Le forme artistiche si moltiplicano. All’infinito.
Un quadro non è più un quadro, un libro non è più un libro, una scultura men che meno…addirittura il manifesto poi! Esce dalla sua forma tipografica e diventa opera d’arte? una esagerazione?
Sembrerebbe proprio di no a ben vedere quanto il collezionismo d’arte abbia scoperto l’importanza (e il valore!) della documentazione cartacea creata, a suo tempo solo quale mero sostegno del linguaggio artistico.
Nessuna ricostruzione storica di un Artista o di un Movimento può essere compresa oggi senza una indagine circa il contesto dell’epoca e di cui il manifesto, la foto del vernissage, l’invito alla mostra è fedele testimone.
Due esempi illuminanti forse proprio perché antitetici quelli presentati da Ca’ di Fra’.
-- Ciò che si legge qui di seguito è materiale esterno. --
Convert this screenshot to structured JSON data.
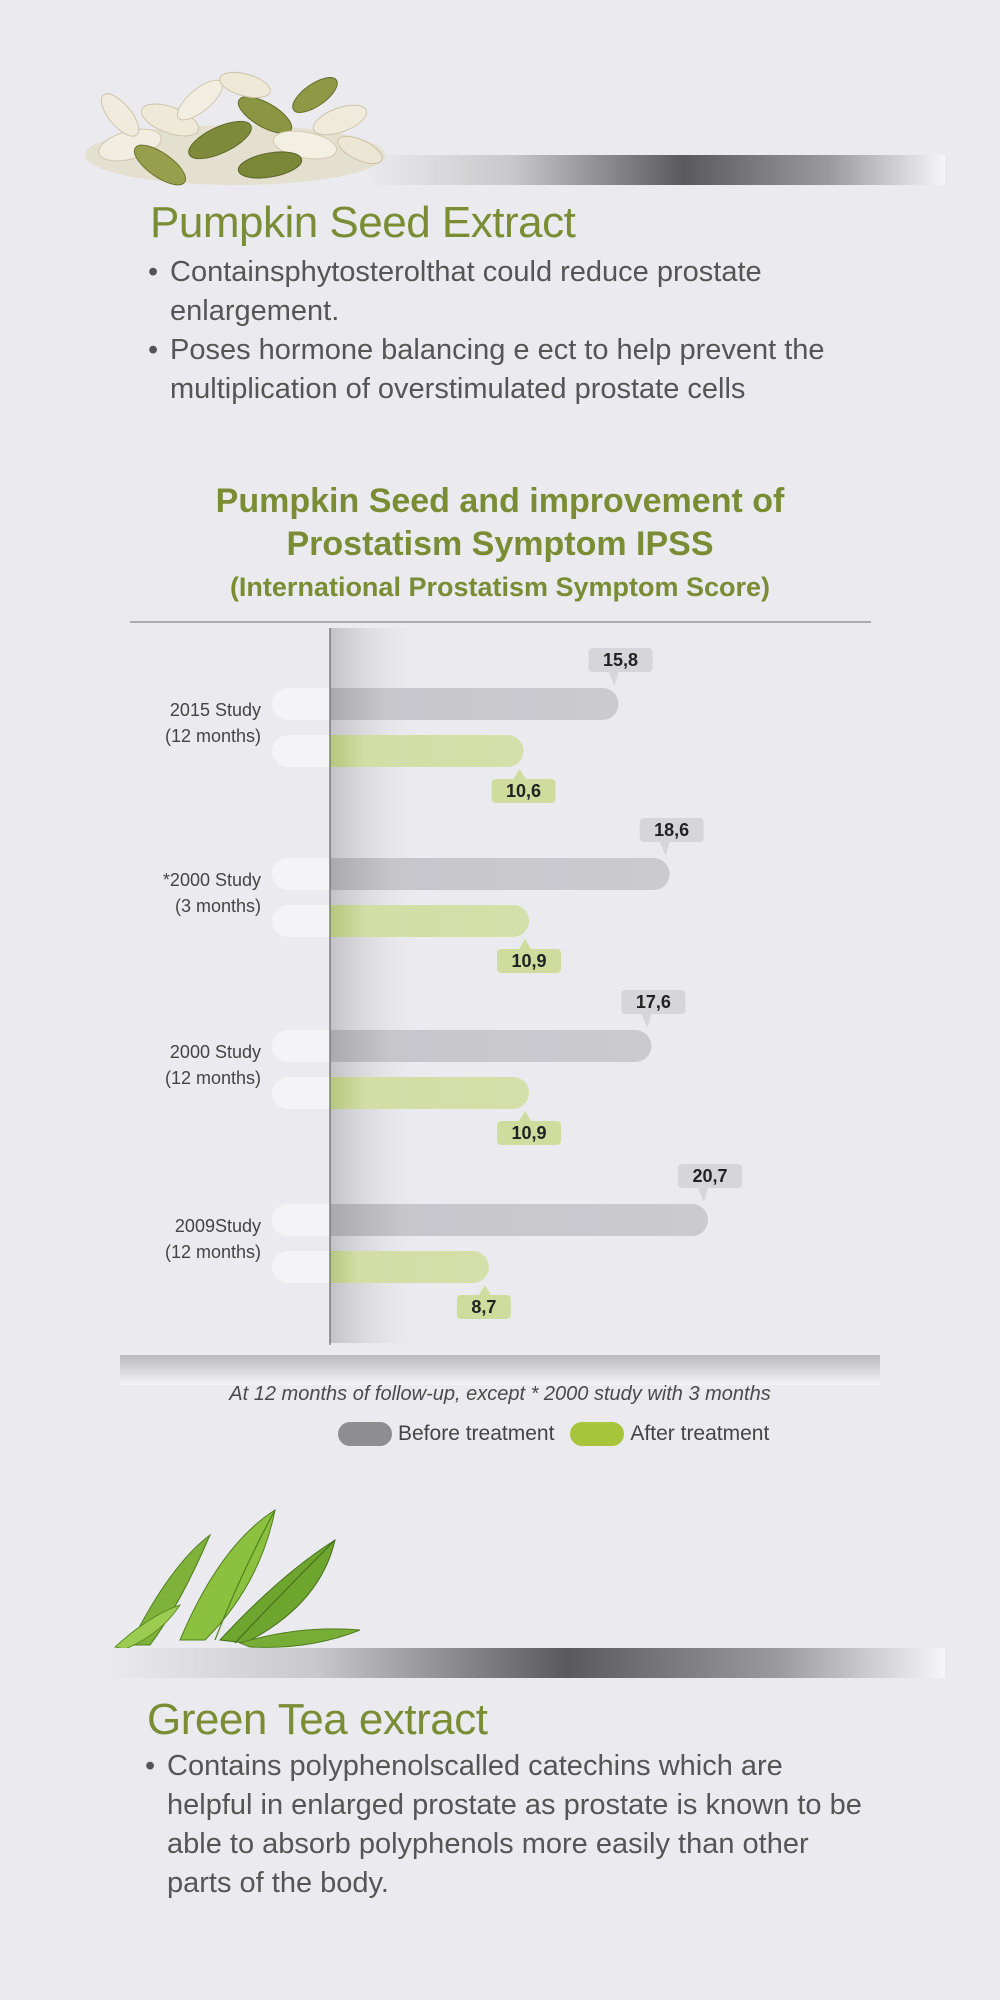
{
  "pumpkin": {
    "title": "Pumpkin Seed Extract",
    "bullets": [
      "Containsphytosterolthat could reduce prostate enlargement.",
      "Poses hormone balancing e ect to help prevent the multiplication of overstimulated prostate cells"
    ]
  },
  "chart_data": {
    "type": "bar",
    "orientation": "horizontal",
    "title_line1": "Pumpkin Seed and improvement of",
    "title_line2": "Prostatism Symptom IPSS",
    "subtitle": "(International Prostatism Symptom Score)",
    "categories": [
      [
        "2015 Study",
        "(12 months)"
      ],
      [
        "*2000 Study",
        "(3 months)"
      ],
      [
        "2000 Study",
        "(12 months)"
      ],
      [
        "2009Study",
        "(12 months)"
      ]
    ],
    "series": [
      {
        "name": "Before treatment",
        "color": "#c8c8cd",
        "legend_color": "#8e8e91",
        "values": [
          15.8,
          18.6,
          17.6,
          20.7
        ],
        "labels": [
          "15,8",
          "18,6",
          "17,6",
          "20,7"
        ]
      },
      {
        "name": "After treatment",
        "color": "#d2dea6",
        "legend_color": "#a8c43a",
        "values": [
          10.6,
          10.9,
          10.9,
          8.7
        ],
        "labels": [
          "10,6",
          "10,9",
          "10,9",
          "8,7"
        ]
      }
    ],
    "xlim": [
      0,
      20.7
    ],
    "footnote": "At 12 months of follow-up, except * 2000 study with 3 months",
    "legend": "bottom-center"
  },
  "greentea": {
    "title": "Green Tea extract",
    "bullets": [
      "Contains polyphenolscalled catechins which are helpful in enlarged prostate as prostate is known to be able to absorb polyphenols more easily than other parts of the body."
    ]
  },
  "images": {
    "top": "pumpkin-seeds-image",
    "bottom": "green-tea-leaves-image"
  }
}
Il rigore stilistico di AG Fronzoni che in linea con la sua estetica minimalista e razionalista crede da subito nel manifesto che diventa di per sé anello di trasmissione di un nuovo umanesimo, il manifesto NASCE quindi come opera, e il manifesto che DIVENTA opera, suo malgrado, nell’indifferenza, attraverso il gioco, nell’elusione di qualsiasi significato “politico”, con la presunzione di spiegare attraverso l’immagine l’Artista o la sua negazione.
Boetti, Beuys, Agnetti, Prini, divenuti oggetti di desiderio, ciò nonostante.
Quella di Ca’ di Fra’ è una mostra in cui è difficile individuare gli alti e i bassi il gioco o il divenire “opera” ma forse il bello è tutto lì.